Apache + Nginx requires key path to exist

[ZacharyEspiritu]

Apache and Nginx do some preprocessing of the key path specified in the configuration to ensure that the key path is a real file. The key loader function will most likely need to read from a real file as a result.

As stated in the original design document:

Some web servers, like Apache, may do preprocessing of the private key path to verify that the key exists before passing it to OpenSSL. If this is the case, we’ll move to an alternative approach where we represent private keys as a real file which only contains a Cloud KMS key resource ID. This file would be in protobuf format for extensibility purposes.

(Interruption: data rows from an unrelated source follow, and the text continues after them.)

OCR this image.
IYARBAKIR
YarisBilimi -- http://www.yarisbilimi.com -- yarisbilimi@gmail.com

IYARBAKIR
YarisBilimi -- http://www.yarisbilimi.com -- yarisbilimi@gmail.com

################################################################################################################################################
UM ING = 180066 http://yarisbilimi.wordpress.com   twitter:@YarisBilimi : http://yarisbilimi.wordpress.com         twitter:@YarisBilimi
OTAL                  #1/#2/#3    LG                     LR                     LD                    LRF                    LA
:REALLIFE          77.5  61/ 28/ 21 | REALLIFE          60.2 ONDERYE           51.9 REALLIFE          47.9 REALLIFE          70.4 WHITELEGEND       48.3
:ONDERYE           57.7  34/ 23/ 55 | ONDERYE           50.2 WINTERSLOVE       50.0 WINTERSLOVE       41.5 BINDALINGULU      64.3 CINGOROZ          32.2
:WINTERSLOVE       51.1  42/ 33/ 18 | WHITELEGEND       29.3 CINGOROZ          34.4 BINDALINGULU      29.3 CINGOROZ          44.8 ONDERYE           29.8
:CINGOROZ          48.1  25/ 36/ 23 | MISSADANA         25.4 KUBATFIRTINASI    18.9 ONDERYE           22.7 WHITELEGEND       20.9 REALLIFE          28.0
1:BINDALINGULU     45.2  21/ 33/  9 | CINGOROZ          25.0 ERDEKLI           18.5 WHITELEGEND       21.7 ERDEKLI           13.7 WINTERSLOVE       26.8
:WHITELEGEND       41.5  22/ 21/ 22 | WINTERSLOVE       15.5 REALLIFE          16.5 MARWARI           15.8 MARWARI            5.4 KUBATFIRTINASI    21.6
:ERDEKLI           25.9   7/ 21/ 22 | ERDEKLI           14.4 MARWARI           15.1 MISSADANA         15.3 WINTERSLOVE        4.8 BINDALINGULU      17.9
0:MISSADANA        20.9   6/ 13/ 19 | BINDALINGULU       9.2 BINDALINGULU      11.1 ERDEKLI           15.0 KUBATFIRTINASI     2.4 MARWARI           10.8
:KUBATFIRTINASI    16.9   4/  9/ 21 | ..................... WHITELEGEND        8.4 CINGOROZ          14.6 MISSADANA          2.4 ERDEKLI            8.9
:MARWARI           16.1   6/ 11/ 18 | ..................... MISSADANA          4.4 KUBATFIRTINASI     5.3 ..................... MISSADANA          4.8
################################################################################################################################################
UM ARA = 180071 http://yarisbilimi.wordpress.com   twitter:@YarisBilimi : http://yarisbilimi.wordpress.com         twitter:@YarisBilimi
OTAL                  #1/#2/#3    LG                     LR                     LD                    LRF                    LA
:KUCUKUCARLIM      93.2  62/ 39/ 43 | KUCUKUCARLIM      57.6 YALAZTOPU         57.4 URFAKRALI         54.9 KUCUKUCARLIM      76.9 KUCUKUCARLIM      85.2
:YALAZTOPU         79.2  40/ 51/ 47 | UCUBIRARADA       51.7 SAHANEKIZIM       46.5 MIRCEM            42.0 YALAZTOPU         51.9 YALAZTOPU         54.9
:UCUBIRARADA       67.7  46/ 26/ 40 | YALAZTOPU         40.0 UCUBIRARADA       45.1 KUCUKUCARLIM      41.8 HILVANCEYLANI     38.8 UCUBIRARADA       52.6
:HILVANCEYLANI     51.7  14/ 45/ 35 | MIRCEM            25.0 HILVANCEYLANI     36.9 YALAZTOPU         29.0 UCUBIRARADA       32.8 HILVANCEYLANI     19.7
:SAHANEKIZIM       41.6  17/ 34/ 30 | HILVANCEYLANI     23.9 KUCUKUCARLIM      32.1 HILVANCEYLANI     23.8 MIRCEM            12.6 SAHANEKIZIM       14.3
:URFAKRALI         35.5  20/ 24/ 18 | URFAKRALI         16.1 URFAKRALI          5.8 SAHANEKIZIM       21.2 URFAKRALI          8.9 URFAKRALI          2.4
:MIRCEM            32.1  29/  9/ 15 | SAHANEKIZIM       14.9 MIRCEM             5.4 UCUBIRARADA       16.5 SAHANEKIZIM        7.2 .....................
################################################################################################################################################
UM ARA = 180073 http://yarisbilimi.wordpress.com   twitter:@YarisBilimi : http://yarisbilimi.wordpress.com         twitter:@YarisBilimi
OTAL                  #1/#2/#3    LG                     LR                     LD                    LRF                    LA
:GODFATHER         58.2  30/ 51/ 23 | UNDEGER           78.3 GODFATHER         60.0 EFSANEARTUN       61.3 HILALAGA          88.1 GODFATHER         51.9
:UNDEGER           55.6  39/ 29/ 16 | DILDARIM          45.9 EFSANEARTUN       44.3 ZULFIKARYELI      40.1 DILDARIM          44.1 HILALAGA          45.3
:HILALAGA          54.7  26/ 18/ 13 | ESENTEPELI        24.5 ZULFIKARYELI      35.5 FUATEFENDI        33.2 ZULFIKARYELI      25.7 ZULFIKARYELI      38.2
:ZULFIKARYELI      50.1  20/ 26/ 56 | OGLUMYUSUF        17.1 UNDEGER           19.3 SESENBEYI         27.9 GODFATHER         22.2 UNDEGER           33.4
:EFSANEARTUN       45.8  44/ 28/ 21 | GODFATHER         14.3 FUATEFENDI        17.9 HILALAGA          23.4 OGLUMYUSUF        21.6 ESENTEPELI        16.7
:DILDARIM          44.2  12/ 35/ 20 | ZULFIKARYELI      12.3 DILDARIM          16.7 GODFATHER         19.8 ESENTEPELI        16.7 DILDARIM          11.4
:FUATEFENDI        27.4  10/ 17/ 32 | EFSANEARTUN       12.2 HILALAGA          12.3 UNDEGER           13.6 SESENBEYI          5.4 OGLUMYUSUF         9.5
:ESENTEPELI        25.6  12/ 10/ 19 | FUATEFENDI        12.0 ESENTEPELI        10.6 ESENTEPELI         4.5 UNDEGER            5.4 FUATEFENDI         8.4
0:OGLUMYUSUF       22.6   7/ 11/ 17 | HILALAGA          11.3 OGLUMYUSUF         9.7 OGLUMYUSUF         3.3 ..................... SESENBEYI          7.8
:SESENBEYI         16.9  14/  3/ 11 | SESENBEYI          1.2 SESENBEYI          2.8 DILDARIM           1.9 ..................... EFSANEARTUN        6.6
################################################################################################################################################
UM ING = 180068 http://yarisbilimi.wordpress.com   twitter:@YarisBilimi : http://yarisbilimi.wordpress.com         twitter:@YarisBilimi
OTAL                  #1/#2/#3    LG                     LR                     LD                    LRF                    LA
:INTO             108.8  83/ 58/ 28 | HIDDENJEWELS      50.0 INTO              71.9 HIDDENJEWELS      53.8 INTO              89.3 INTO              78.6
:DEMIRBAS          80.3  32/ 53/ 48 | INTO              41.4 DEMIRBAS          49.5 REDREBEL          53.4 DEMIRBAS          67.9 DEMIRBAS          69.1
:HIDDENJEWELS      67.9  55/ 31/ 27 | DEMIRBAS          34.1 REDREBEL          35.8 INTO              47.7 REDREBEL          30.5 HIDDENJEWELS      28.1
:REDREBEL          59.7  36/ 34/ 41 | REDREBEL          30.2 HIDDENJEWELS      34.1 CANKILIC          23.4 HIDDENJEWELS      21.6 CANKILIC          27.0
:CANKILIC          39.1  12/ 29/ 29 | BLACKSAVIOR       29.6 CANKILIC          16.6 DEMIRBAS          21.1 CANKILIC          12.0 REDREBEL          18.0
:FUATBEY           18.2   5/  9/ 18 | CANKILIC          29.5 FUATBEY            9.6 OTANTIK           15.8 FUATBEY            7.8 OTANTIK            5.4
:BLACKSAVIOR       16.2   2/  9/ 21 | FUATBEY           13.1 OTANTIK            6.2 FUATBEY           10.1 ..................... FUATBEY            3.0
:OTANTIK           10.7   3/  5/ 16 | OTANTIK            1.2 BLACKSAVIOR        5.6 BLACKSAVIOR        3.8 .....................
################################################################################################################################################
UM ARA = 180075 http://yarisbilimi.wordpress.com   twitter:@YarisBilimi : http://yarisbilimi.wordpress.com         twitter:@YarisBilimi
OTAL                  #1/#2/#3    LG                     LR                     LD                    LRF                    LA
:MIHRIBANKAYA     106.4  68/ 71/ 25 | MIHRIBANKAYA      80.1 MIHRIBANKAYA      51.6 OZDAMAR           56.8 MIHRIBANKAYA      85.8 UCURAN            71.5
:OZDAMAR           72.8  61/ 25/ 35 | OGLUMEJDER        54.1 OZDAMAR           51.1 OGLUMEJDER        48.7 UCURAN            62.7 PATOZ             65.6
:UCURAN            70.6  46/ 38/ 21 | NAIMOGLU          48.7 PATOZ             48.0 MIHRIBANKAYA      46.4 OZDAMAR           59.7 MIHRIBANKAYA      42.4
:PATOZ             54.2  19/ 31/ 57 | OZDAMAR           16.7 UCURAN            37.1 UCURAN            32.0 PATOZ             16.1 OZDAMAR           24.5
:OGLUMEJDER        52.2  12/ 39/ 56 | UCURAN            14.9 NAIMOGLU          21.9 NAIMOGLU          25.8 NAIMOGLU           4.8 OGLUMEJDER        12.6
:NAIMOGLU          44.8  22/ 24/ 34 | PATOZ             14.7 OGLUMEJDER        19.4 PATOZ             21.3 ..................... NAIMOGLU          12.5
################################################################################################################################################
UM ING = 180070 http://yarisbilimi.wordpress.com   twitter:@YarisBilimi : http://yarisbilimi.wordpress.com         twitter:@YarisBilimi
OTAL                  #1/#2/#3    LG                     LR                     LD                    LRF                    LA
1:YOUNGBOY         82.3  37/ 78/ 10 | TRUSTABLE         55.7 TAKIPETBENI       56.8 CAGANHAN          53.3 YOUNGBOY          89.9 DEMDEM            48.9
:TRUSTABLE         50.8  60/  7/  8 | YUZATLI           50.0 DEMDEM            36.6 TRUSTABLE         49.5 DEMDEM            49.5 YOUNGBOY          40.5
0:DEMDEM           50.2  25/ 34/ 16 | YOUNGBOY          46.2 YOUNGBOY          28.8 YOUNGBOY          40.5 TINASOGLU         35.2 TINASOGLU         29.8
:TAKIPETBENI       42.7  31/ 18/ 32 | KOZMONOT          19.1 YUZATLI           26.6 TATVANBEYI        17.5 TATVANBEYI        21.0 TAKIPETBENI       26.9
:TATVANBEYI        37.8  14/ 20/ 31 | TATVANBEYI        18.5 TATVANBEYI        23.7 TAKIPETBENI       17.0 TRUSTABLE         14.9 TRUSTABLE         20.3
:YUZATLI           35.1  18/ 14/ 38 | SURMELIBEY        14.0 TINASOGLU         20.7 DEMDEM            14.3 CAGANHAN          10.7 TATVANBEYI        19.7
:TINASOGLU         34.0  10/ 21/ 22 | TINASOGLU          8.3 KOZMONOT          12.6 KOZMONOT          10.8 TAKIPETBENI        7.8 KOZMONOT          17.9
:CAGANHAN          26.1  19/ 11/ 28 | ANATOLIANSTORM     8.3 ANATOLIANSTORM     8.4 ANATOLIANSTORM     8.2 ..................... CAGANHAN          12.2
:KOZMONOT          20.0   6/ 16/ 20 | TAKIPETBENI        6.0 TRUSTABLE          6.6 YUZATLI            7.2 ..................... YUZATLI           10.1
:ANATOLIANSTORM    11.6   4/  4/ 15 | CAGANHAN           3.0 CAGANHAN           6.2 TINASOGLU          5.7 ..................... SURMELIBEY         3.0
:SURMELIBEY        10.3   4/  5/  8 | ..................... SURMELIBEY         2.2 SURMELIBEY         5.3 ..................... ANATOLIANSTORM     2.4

It is unclear if Apache requires the key file to be PEM-encoded, though some of the error messages I got when testing strongly suggest that it does do some PEM-processing of the key. If this is the case, this would require much more additional legwork to figure out an easy way for users to generate PEM-encoded keys for Apache.

I was not able to determine if Nginx also requires the key file to be PEM-encoded.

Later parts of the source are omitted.